Awareness Key to Anti-Child-Trafficking Project
LAGO AGRIO, Ecuador — This hot, dingy town — officially named Nueva Loja — 12 miles from the Colombian border is home to just 26,000 people. But it boasts no less than 200 bars, pool halls, karaoke clubs, discotheques and brothels. The last may be the best indication of the industry that keeps this town running.
Here, where some 7,000 military men, oil workers and merchants converge, sex sells. And much of the sex that is selling is with minors.
Signs like this can be found all over Lago Agrio.
Signs on bar doors all over Lago Agrio advertise for "señoritas para trabajar en bar," or "women to work in the bar." Tending those bars — three-quarters of them — are underage girls as young as 10 years old. And most of the places scattered around Lago Agrio — Ecuador's oil capital and one of the country's poorest communities — offer commercial sex with minors.
"It's very sad," says Maria Helena Posada of the Social Ministry of San Miguel de Sucumbios, the province in which Lago Agrio is located. "Many victims here are just girls, really, who are either victims of violence to start with or come from very poor families with lots of problems."

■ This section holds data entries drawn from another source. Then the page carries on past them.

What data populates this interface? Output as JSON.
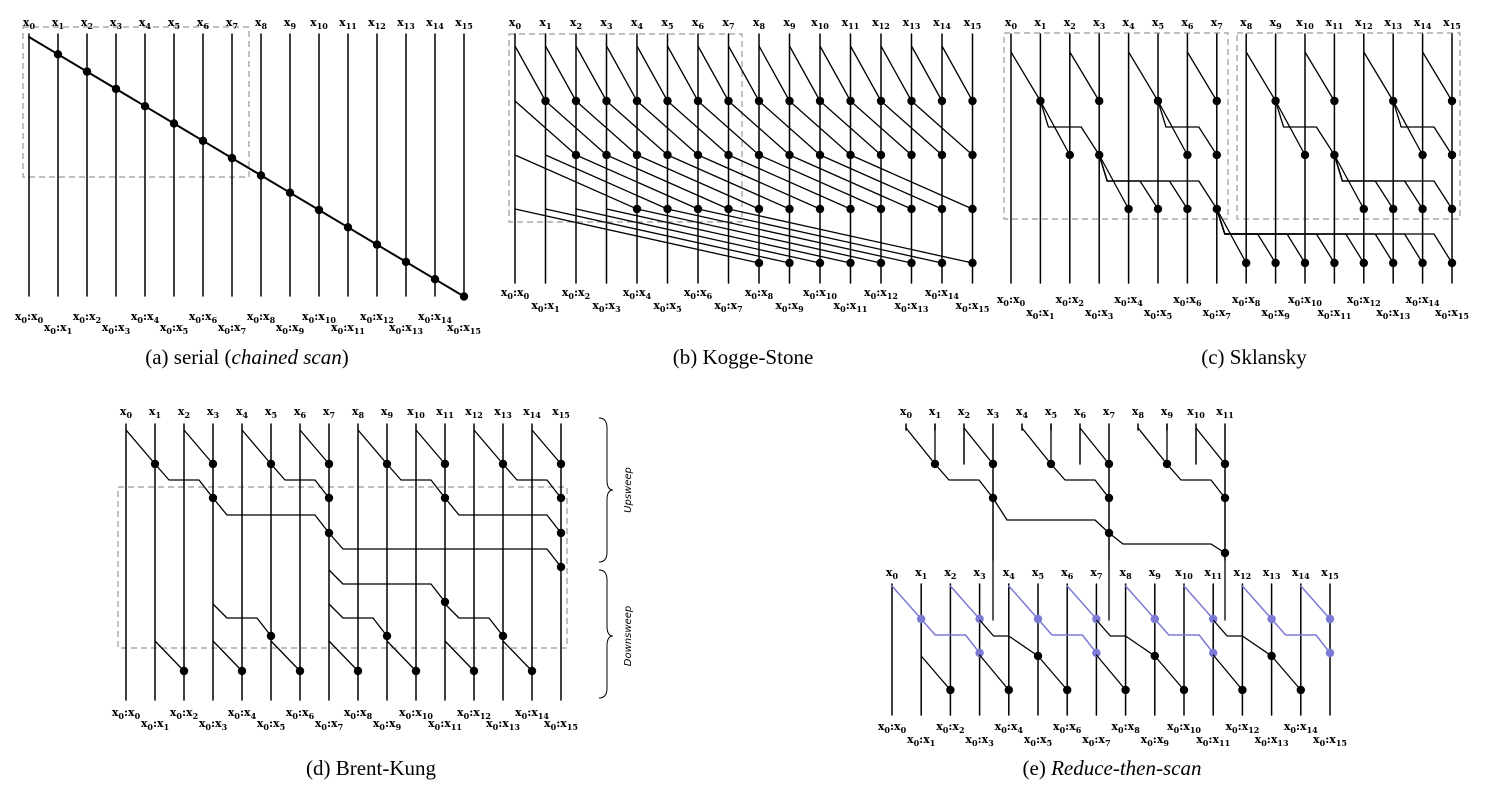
{
  "captions": {
    "a": {
      "main": "(a) serial (",
      "em": "chained scan",
      "tail": ")"
    },
    "b": "(b) Kogge-Stone",
    "c": "(c) Sklansky",
    "d": "(d) Brent-Kung",
    "e_prefix": "(e) ",
    "e_em": "Reduce-then-scan"
  },
  "side_labels": {
    "upsweep": "Upsweep",
    "downsweep": "Downsweep"
  },
  "input_label": {
    "var": "x"
  },
  "output_label": {
    "left": "x",
    "left_sub": "0",
    "sep": ":",
    "right": "x"
  },
  "colors": {
    "ink": "#000000",
    "box": "#999999",
    "blue": "#7b7bd6"
  }
}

Colombian teenagers are particularly vulnerable to trafficking. Fleeing the civil war in Colombia, many travel south to Ecuador, often with nothing but the clothes on their backs and few prospects. They and their impoverished Ecuadorian counterparts often turn to the street — and the bars — in an attempt to earn money to help their families. Many girls serve as waitresses at first and are coerced or forced into prostitution later by organized crime groups operating out of the bars.
Afraid to come forward and expose their exploiters, many victims lie about their age. Bar and brothel owners and others involved in the sex trade have created a network, made up partly of local government officials, that falsifies the identification necessary for adult prostitution, which is legal in Ecuador.
"And just when you've gained the trust of one of the girls and made a connection with them, they get moved to another location along the established routes of the trade," says Maria Helena.
Cloaked under the guise of legal adult prostitution, the issue goes widely unnoticed, not only by government and law enforcement officials, but by civilians too. The hidden nature of sex trafficking in the region is essential to its survival. Its invisibility is encouraged by a culture that is accepting and ignorant of the problem at the same time.
"There is just a real lack of understanding here of what constitutes sex trafficking," says Jorge Acero, coordinator of the Social Ministry of San Miguel of Sucumbios, a key partner in a Catholic Relief Services project aimed at preventing trafficking in children and adolescents. "The judicial system isn't used to it. The police don't know how to identify it. There just is not a logic yet to understand the scope of the problem."
First Steps Toward Change
CRS believes the first step in changing the cultural and legal acceptance of the issue is to raise awareness. To that end, CRS and its partners are creating a communications strategy aimed at some of the various groups that are part of the solution.
Part of the plan is to cover the region's bus terminals, hotels, restaurants and tourism offices with literature that condemns sex tourism and explains the national laws against trafficking and the prostitution of minors. Working with the private sector and local government, the project will create campaigns and offer incentives for those establishments that do not promote trafficking and commercial sex with minors.
The project will also update an earlier study of trafficking in the region, examining the factors that make adolescents most vulnerable, the organizational makeup of the criminal groups involved, the cycles and routes in which trafficking takes place and the conditions in which its victims are forced to live.
Training will be Critical
Health care professionals, teachers, psychologists, lawyers, police and other authorities charged with protecting children and adolescents in the region will receive training to help them better identify the problem and care for victims of the sex trade. A system for ensuring that cases are reported to the appropriate authorities will also be established.
The project will promote the kind of interagency sharing of information and experience that is necessary for creating advocacy campaigns.
"Ultimately, we are trying to foster an informed and united community that has the tools it needs to protect victims of trafficking and to advocate for better policies for the prevention and elimination of trafficking in children and adolescents," says Patricio Benalcazar, the project's coordinator for CRS.
The project will serve as a model to be replicated in other parts of Ecuador.
Last year, the Ecuadorian government established a national plan to combat sexual exploitation and other problems, but has been unable to commit the resources necessary to bring about real change.
"Our hope is that this very local experience will show that it is possible to do the same thing on a national level," says Patricio. "We want to start taking baby steps toward a national plan."